Scaling Mesh Generation via Compressive Tokenization
Haohan Weng, Zibo Zhao, Biwen Lei, Xianghui Yang, Jian Liu, Zeqiang Lai, Zhuo Chen, Yuhong Liu, Jie Jiang, Chunchao Guo, Tong Zhang, Shenghua Gao, C. L. Philip Chen
TL;DR
This work introduces Blocked and Patchified Tokenization (BPT), a compressive mesh representation that reduces mesh sequence length by about 75% through block-wise indexing and patch-based aggregation, enabling training on meshes with over 8k faces. Coupled with a foundation autoregressive Transformer conditioned on point clouds and images, the approach achieves state-of-the-art performance for point-cloud to mesh generation and produces detailed meshes aligned with input images.

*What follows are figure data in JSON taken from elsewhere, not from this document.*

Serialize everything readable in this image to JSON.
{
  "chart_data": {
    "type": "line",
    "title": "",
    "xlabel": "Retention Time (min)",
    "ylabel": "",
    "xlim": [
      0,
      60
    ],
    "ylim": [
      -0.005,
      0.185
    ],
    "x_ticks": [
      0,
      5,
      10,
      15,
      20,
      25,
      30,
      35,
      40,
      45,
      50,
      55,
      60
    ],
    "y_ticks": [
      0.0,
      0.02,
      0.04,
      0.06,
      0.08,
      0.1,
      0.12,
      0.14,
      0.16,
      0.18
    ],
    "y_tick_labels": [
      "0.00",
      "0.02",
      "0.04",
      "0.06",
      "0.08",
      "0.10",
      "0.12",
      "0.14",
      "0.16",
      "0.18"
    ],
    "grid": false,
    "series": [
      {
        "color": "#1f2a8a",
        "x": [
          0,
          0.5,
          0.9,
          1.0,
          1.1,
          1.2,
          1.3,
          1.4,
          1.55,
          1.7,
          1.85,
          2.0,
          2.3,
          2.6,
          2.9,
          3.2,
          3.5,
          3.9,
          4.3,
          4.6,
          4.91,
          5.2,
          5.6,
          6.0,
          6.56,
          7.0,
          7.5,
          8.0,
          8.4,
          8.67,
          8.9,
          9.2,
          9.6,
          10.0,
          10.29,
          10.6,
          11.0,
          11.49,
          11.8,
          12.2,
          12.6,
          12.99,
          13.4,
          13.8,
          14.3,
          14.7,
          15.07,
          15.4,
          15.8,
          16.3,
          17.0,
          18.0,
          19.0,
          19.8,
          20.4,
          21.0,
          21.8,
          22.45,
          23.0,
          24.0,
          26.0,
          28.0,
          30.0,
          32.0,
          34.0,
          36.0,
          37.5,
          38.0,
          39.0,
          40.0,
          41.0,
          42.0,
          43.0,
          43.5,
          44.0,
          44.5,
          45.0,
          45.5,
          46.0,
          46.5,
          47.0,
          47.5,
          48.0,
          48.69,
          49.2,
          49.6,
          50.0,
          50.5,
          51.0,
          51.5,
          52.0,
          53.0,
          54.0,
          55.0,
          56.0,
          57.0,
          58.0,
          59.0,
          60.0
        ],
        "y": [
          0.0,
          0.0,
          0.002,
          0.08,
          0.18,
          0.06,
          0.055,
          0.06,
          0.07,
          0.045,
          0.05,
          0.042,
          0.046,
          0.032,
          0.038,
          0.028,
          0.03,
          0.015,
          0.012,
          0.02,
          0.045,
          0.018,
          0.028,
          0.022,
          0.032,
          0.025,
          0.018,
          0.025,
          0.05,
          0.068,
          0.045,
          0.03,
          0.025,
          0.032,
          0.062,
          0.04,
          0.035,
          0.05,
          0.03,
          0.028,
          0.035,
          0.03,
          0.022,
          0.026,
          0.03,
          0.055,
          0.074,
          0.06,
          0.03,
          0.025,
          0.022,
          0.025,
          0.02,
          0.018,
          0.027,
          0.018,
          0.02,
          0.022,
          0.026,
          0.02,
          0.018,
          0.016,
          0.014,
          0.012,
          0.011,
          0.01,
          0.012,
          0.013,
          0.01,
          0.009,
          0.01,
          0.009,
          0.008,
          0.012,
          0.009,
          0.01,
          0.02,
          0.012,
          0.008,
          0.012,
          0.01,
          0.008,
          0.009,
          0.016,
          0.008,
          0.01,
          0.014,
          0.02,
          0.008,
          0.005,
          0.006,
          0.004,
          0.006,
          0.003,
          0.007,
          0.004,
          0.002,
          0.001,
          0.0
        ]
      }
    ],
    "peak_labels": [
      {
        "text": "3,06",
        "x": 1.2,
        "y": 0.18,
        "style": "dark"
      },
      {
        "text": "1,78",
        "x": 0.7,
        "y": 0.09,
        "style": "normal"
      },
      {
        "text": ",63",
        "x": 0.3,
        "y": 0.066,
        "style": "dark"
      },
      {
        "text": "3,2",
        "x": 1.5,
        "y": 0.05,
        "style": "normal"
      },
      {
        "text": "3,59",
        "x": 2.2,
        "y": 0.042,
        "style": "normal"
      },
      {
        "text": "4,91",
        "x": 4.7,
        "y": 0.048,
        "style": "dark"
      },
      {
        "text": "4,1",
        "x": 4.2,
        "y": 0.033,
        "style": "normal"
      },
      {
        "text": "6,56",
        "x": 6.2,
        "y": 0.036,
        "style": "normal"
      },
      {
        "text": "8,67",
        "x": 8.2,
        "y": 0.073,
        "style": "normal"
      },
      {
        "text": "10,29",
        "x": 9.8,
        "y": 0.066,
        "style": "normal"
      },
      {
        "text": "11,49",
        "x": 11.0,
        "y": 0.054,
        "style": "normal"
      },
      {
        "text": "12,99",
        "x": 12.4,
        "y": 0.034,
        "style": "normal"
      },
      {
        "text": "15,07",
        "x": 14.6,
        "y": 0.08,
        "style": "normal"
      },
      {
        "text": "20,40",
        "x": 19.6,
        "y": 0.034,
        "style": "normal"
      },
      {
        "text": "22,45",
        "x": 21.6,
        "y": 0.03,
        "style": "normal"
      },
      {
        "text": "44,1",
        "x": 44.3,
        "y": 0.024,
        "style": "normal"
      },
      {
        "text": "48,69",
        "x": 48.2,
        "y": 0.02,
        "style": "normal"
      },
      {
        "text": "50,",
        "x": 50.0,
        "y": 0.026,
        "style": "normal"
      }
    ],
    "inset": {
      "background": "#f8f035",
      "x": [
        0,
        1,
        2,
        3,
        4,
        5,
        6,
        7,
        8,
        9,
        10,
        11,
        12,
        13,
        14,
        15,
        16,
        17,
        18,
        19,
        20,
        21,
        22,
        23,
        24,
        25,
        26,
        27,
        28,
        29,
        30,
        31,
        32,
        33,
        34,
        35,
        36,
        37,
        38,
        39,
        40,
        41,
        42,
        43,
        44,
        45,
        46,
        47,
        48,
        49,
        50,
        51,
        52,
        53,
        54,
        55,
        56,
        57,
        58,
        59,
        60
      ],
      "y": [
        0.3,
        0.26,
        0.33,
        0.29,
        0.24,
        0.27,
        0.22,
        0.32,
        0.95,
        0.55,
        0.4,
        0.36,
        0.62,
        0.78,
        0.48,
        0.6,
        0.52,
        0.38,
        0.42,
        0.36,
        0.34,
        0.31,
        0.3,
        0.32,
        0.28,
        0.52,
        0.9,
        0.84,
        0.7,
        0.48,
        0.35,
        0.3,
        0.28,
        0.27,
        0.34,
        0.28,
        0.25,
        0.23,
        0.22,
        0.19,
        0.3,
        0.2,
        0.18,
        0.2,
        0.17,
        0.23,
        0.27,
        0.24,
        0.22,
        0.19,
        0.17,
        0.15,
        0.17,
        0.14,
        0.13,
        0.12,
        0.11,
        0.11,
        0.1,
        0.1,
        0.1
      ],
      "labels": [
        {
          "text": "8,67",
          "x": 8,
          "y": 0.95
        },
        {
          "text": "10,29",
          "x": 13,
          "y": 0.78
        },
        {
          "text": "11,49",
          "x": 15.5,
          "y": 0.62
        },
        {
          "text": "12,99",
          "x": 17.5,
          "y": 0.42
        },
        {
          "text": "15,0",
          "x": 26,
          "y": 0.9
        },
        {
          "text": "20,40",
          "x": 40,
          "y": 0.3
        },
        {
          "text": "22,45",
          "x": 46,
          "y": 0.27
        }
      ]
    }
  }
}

The paper demonstrates that scaling training data with high-poly meshes improves generation quality and robustness, and provides extensive ablations on tokenization parameters and data usage. Overall, BPT unlocks scalable, high-detail native mesh generation and broadens practical applications for 3D asset creation.
Abstract
We propose a compressive yet effective mesh representation, Blocked and Patchified Tokenization (BPT), facilitating the generation of meshes exceeding 8k faces. BPT compresses mesh sequences by employing block-wise indexing and patch aggregation, reducing their length by approximately 75\% compared to the original sequences. This compression milestone unlocks the potential to utilize mesh data with significantly more faces, thereby enhancing detail richness and improving generation robustness. Empowered with the BPT, we have built a foundation mesh generative model training on scaled mesh data to support flexible control for point clouds and images. Our model demonstrates the capability to generate meshes with intricate details and accurate topology, achieving SoTA performance on mesh generation and reaching the level for direct product usage.